Project Summary/Abstract A signature feature of Down syndrome (DS) cells with trisomy 21 (21T) is misexpression of thousands of genes on all chromosomes but the underlying mechanism that accounts for this paradoxical situation is a mystery. Widespread gene misregulation is almost certainly an important causal factor in many of the clinical challenges faced by individuals with DS such as intellectual disability, heart defects, leukemia, and accelerated senescence with early onset Alzheimer's disease. We will test the hypothesis that trisomy 21 causes changes how RNA polymerase II (pol II) works in fundamental ways that have consequences for expression of the thousands of genes that are transcribed by this enzyme complex.
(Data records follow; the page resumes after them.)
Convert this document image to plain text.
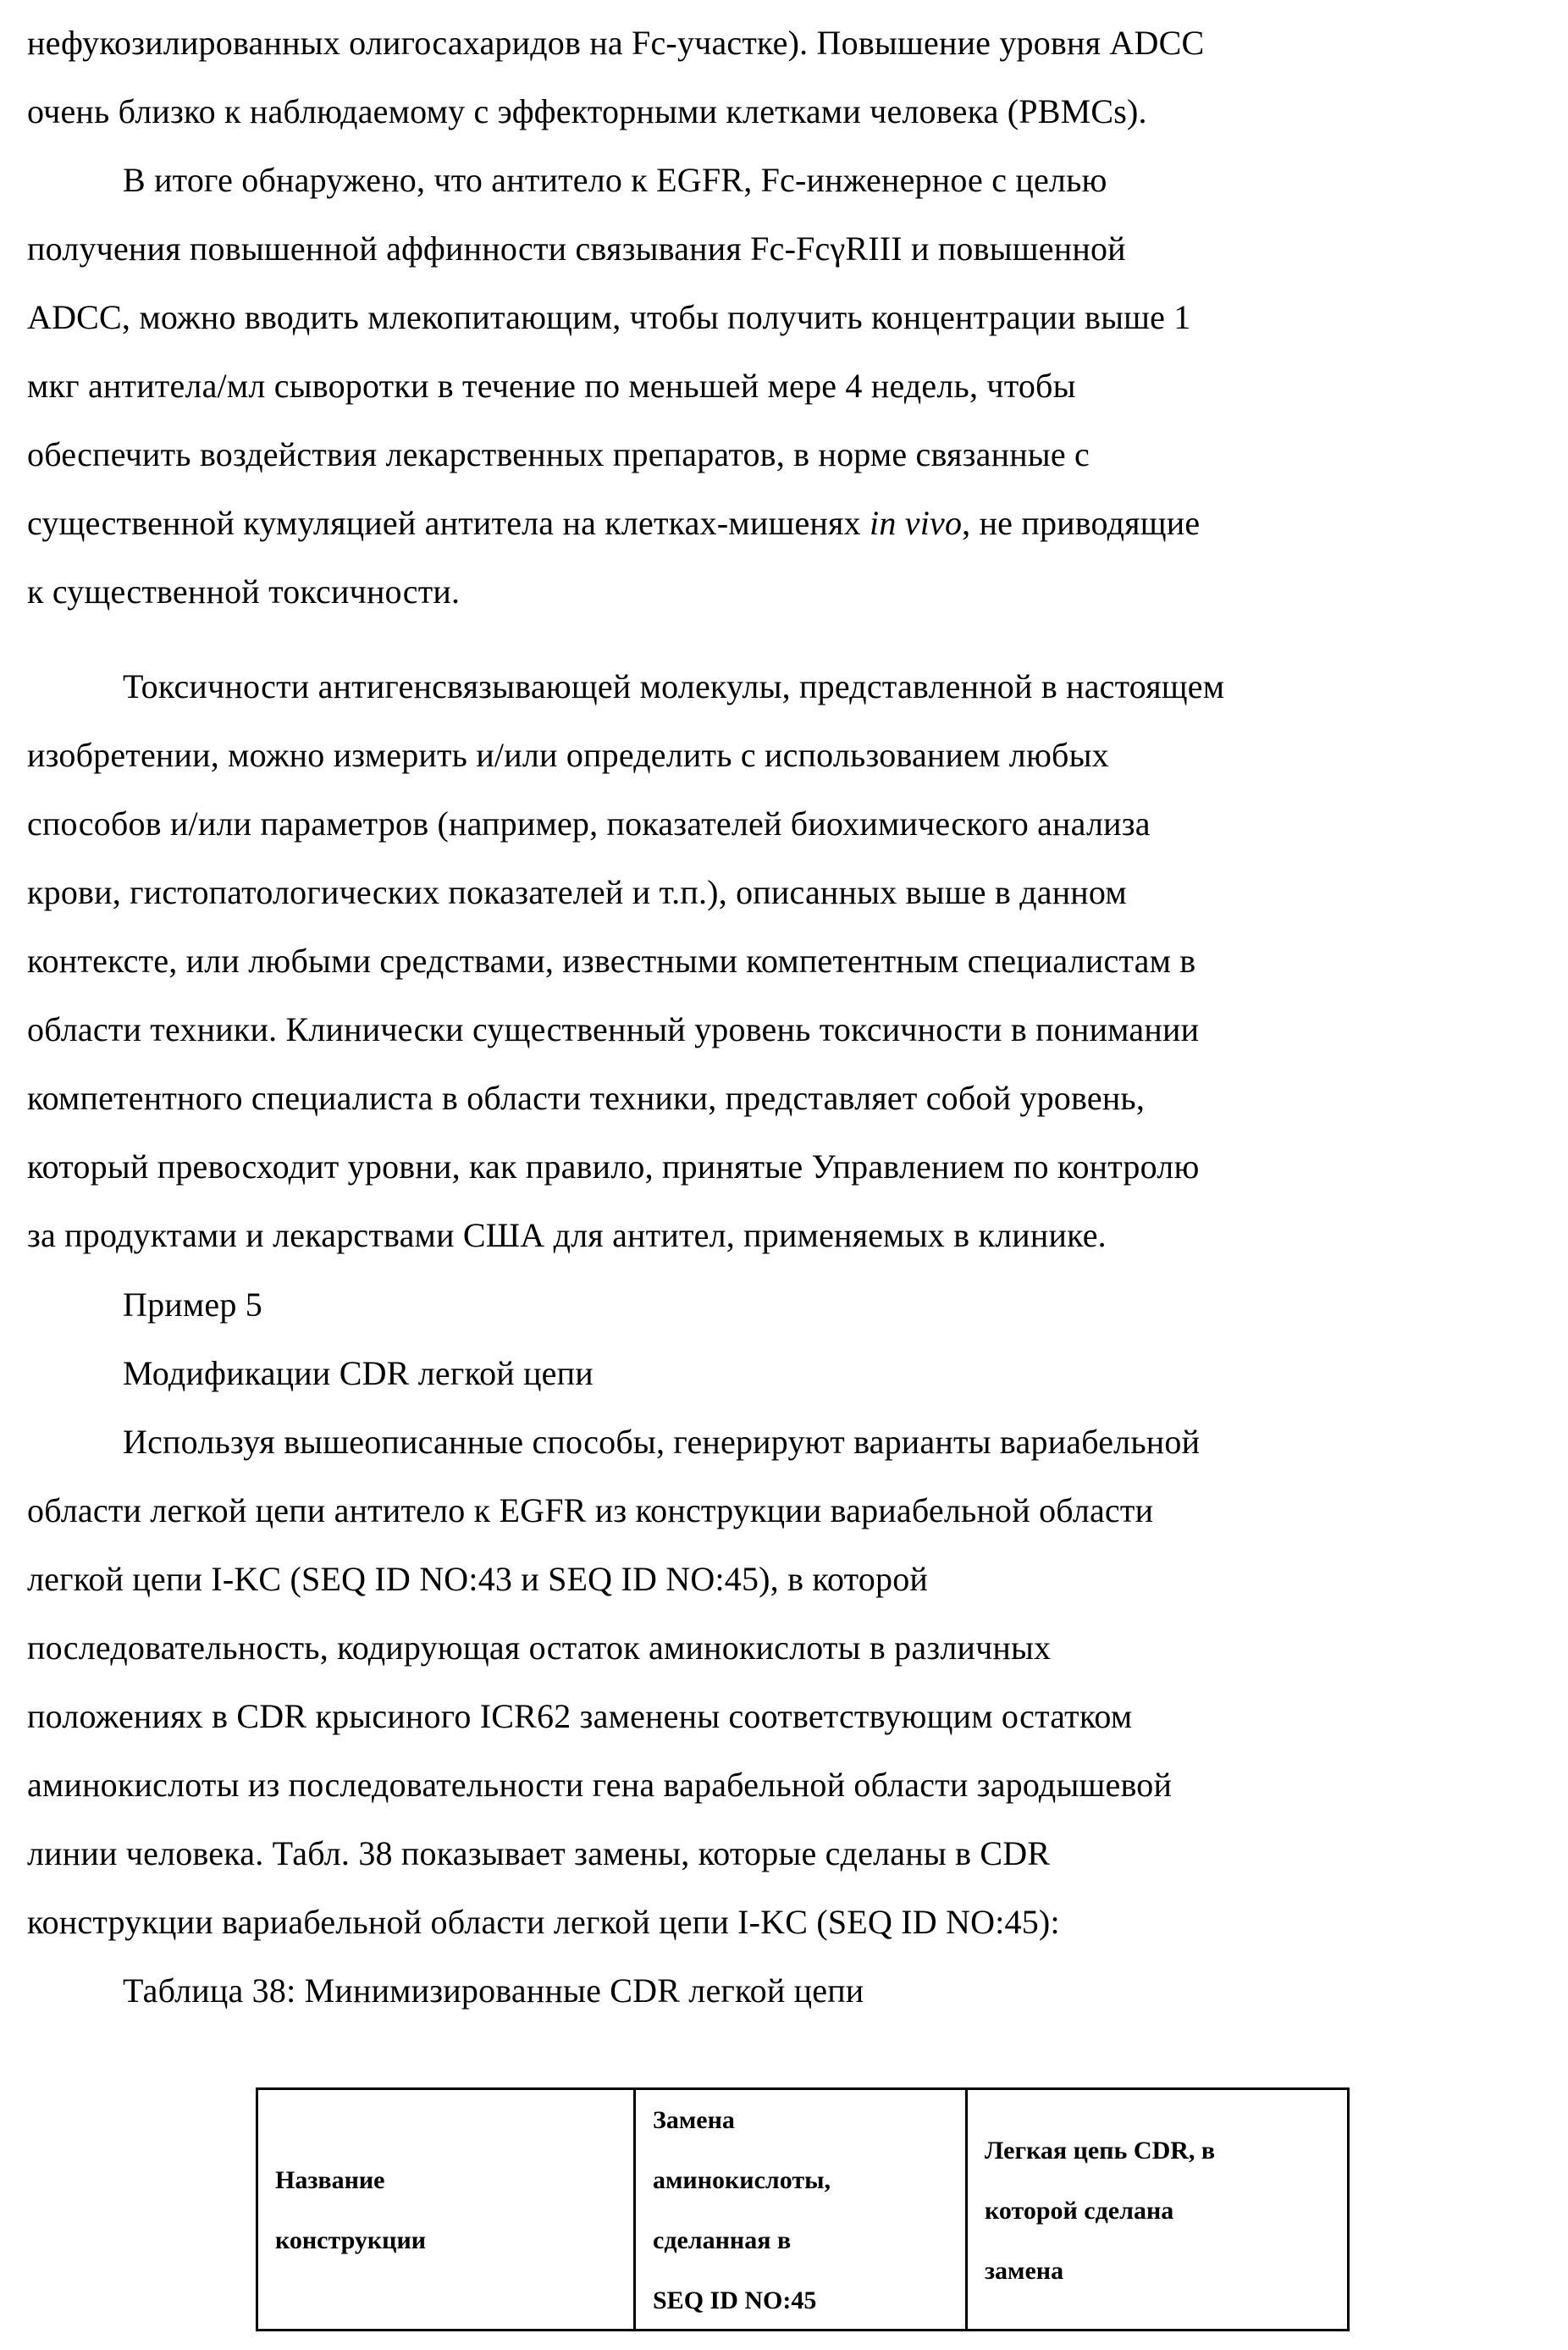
нефукозилированных олигосахаридов на Fc-участке). Повышение уровня ADCC
очень близко к наблюдаемому с эффекторными клетками человека (PBMCs).
В итоге обнаружено, что антитело к EGFR, Fc-инженерное с целью
получения повышенной аффинности связывания Fc-FcγRIII и повышенной
ADCC, можно вводить млекопитающим, чтобы получить концентрации выше 1
мкг антитела/мл сыворотки в течение по меньшей мере 4 недель, чтобы
обеспечить воздействия лекарственных препаратов, в норме связанные с
существенной кумуляцией антитела на клетках-мишенях in vivo, не приводящие
к существенной токсичности.
Токсичности антигенсвязывающей молекулы, представленной в настоящем
изобретении, можно измерить и/или определить с использованием любых
способов и/или параметров (например, показателей биохимического анализа
крови, гистопатологических показателей и т.п.), описанных выше в данном
контексте, или любыми средствами, известными компетентным специалистам в
области техники. Клинически существенный уровень токсичности в понимании
компетентного специалиста в области техники, представляет собой уровень,
который превосходит уровни, как правило, принятые Управлением по контролю
за продуктами и лекарствами США для антител, применяемых в клинике.
Пример 5
Модификации CDR легкой цепи
Используя вышеописанные способы, генерируют варианты вариабельной
области легкой цепи антитело к EGFR из конструкции вариабельной области
легкой цепи I-KC (SEQ ID NO:43 и SEQ ID NO:45), в которой
последовательность, кодирующая остаток аминокислоты в различных
положениях в CDR крысиного ICR62 заменены соответствующим остатком
аминокислоты из последовательности гена варабельной области зародышевой
линии человека. Табл. 38 показывает замены, которые сделаны в CDR
конструкции вариабельной области легкой цепи I-KC (SEQ ID NO:45):
Таблица 38: Минимизированные CDR легкой цепи
Название
конструкции
Замена
аминокислоты,
сделанная в
SEQ ID NO:45
Легкая цепь CDR, в
которой сделана
замена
We will map for the first time the global landscape of pol II transcriptional activity by nascent RNA sequencing of isogenic euploid and 21T iPSCs before and after neuronal differentiation. We will also test whether three fundamental steps common to the mechansim of transcription at all genes are altered by 21T: a) promoter proximal pausing, b) elongation speed and c) termination at the 3' ends of genes. This idea is a plausible one based on recent work from our lab and others showing that 1) pausing and termination are regulated in response to stress stimuli that are likely mediated throught the actions of kinases and phosphatases acting on components of the pol II transcription apparatus 2) the DYRK1A kinase, encoded within the Down syndrome critical region of chromosome 21, phosphorylates RNA pol II directly. A substantial body of research demonstrates that DYRK1A is over- expressed, and that stress-inducible signalling pathways are chroniclaly activated in DS. As a result pol II itself or associated elongation and termination factors could be abnormally modified in ways that cause widespread transcriptional changes. We will address these questions: 1. How is the genome-wide landscape of pol II transcription affected by trisomy 21? 2. How is ?promoter proximal pausing? affected by trisomy 21? 3. How is transcription elongation rate affected by trisomy 21? 4. How is transcriptional pausing within genes affected by trisomy 21? 5. How is genome-wide pol II transcription affected by DYRK1A copy number? 6. How is in vivo pol II CTD phosphorylation affected by DYRK1A?